When we talk about processes occurring at constant pressure in thermodynamics, it gives specific advantages and simplifies certain calculations. The assumption of constant pressure allows us to explore enthalpy changes directly without worrying about pressure variations affecting the results.

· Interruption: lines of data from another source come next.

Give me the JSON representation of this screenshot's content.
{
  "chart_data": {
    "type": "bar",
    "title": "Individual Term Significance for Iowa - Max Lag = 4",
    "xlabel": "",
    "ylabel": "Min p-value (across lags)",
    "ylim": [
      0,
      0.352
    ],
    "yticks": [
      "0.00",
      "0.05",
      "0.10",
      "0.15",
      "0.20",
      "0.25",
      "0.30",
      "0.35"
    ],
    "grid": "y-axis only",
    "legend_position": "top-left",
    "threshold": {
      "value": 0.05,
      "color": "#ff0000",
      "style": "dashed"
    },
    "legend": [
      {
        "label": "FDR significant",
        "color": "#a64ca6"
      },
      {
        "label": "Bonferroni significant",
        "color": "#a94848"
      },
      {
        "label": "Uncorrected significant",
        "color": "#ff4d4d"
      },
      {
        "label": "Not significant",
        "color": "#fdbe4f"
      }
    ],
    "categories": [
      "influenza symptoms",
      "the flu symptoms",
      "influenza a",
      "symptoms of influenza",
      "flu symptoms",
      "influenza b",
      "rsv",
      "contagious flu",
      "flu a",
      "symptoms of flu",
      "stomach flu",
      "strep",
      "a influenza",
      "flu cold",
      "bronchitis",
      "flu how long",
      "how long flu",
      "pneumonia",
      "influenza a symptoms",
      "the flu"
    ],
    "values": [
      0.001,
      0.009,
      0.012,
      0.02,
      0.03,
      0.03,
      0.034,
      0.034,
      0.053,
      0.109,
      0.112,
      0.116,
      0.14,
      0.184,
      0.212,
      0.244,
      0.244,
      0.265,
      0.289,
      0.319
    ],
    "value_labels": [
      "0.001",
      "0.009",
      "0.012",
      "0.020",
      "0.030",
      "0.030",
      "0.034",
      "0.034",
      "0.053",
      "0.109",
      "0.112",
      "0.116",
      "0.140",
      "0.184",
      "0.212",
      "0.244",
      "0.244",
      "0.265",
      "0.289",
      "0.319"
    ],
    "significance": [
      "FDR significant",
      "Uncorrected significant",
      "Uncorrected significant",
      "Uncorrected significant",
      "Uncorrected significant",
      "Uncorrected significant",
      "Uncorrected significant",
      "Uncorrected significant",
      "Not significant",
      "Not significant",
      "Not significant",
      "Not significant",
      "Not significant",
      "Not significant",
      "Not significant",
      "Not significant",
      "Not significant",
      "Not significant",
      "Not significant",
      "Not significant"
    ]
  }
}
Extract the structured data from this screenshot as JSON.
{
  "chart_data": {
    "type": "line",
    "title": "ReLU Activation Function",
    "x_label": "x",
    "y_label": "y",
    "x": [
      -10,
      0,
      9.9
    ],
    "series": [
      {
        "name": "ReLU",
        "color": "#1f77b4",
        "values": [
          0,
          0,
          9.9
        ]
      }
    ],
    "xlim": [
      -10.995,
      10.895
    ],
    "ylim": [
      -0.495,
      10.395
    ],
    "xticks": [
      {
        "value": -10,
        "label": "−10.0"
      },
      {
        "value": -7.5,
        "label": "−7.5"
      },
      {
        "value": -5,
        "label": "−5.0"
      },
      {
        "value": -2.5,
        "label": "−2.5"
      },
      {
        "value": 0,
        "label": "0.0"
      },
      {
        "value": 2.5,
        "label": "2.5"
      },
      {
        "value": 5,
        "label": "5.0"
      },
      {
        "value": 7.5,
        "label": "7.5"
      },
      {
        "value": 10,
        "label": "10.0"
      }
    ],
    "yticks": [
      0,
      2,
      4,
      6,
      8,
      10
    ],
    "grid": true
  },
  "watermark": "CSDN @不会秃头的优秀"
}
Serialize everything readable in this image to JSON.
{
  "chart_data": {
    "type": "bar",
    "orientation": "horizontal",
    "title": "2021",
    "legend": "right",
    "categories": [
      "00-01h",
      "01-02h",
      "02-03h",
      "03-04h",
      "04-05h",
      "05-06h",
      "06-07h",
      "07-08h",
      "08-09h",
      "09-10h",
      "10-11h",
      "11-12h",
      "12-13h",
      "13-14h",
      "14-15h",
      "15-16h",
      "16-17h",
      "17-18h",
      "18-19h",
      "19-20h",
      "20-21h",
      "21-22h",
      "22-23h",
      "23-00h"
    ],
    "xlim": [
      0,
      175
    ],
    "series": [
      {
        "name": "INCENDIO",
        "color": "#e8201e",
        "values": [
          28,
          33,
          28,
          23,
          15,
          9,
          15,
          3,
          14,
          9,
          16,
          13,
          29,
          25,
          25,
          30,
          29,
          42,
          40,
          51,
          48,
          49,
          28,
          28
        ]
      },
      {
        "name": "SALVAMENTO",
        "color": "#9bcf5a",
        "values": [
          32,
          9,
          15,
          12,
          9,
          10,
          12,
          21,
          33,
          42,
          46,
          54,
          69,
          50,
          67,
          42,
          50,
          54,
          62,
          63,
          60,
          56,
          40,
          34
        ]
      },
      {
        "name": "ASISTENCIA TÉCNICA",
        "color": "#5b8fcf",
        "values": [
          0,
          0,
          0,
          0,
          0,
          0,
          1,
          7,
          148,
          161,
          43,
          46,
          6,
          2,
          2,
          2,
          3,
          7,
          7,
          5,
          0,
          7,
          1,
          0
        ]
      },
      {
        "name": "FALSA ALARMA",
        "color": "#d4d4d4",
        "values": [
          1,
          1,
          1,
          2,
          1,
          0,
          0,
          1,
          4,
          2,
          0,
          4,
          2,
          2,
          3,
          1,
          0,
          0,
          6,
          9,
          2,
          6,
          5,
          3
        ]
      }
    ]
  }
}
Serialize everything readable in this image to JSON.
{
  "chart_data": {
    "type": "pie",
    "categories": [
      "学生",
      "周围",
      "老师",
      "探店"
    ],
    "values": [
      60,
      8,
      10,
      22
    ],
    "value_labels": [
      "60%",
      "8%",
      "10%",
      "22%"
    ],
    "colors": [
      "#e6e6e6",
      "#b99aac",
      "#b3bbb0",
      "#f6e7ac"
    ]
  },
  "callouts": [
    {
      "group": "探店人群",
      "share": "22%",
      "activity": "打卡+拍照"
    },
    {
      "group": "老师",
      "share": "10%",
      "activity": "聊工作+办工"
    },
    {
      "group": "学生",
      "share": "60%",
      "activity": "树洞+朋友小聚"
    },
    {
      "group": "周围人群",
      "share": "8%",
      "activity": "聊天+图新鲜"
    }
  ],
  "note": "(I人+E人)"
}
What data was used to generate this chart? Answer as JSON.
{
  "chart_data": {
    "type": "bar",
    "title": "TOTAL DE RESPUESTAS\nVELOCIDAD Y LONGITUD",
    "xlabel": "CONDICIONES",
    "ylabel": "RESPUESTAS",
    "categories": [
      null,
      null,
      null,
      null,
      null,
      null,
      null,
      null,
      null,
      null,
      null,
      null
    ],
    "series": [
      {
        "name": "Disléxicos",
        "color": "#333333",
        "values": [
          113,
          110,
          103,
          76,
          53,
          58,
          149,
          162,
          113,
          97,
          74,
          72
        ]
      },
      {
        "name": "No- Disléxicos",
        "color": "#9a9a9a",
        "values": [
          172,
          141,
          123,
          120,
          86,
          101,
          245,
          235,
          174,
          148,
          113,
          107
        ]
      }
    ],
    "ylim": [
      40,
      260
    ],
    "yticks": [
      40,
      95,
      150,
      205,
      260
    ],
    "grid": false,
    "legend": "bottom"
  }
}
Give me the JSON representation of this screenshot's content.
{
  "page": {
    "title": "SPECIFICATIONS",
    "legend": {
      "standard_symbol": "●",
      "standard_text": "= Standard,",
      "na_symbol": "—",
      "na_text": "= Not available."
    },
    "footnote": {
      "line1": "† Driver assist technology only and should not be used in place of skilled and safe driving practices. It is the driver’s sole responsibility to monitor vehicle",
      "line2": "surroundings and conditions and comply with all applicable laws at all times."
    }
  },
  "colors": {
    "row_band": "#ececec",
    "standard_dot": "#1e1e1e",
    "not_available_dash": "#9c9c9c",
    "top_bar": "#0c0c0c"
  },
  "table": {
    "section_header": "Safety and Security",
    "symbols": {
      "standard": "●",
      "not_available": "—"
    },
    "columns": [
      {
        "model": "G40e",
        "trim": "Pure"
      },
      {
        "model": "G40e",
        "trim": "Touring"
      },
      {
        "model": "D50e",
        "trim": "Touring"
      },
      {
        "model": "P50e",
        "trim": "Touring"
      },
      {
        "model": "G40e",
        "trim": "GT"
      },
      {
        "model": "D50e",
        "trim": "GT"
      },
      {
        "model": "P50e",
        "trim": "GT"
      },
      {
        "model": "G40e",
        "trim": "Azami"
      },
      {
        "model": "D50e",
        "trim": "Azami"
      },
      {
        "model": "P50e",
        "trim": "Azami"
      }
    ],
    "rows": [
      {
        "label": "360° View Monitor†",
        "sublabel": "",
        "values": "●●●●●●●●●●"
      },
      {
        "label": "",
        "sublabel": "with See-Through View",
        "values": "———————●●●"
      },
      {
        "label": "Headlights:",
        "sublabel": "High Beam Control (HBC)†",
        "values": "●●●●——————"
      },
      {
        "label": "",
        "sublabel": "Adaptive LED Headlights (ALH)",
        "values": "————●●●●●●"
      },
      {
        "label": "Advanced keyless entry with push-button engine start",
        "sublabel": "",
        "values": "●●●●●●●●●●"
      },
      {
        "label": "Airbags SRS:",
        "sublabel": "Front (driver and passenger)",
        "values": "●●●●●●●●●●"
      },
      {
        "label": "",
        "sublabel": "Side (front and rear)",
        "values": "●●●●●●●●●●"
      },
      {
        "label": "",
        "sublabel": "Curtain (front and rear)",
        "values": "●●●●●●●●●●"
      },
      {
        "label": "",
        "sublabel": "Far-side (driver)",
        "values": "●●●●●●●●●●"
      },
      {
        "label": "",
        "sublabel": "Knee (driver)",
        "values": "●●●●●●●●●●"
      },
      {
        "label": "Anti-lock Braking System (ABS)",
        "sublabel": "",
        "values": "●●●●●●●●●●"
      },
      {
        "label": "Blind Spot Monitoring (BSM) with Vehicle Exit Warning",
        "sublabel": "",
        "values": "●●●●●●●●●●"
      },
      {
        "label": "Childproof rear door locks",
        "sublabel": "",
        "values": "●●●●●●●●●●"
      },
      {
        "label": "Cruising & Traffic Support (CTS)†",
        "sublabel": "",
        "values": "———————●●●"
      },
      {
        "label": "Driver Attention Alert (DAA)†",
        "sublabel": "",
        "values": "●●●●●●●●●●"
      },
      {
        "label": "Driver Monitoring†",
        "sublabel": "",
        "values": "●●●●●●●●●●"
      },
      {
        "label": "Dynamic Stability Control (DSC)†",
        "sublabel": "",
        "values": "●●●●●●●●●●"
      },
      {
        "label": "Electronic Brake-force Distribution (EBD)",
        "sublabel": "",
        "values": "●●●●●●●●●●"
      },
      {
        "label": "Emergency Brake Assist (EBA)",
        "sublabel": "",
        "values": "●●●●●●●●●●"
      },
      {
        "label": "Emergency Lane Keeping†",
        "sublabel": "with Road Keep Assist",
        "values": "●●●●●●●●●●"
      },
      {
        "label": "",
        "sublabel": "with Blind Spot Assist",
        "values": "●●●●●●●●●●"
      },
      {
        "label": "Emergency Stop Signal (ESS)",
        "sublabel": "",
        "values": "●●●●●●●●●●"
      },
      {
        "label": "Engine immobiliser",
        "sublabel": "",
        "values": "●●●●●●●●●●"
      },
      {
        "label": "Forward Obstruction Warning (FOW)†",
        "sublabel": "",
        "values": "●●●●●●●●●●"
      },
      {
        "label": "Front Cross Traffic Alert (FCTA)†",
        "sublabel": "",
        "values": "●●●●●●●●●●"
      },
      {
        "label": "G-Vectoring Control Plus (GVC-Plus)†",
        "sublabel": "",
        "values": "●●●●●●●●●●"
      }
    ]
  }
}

In the context of the given exercise, the calculation of enthalpy change assumes that the pressure remains constant while the lead oxide cools. This assumption is key because enthalpy, which represents the total heat content of a system, closely relates to work done by or on the system when a change occurs at constant pressure.
At constant pressure, the change in enthalpy accounts for not only the change in internal energy but also the energy needed for a system to perform work on its surroundings. This condition makes the enthalpy change calculable by integrating the heat capacity over the temperature range, as seen in the problem solution. Such assumptions are common in chemical processes and physical reactions where pressure remains stable.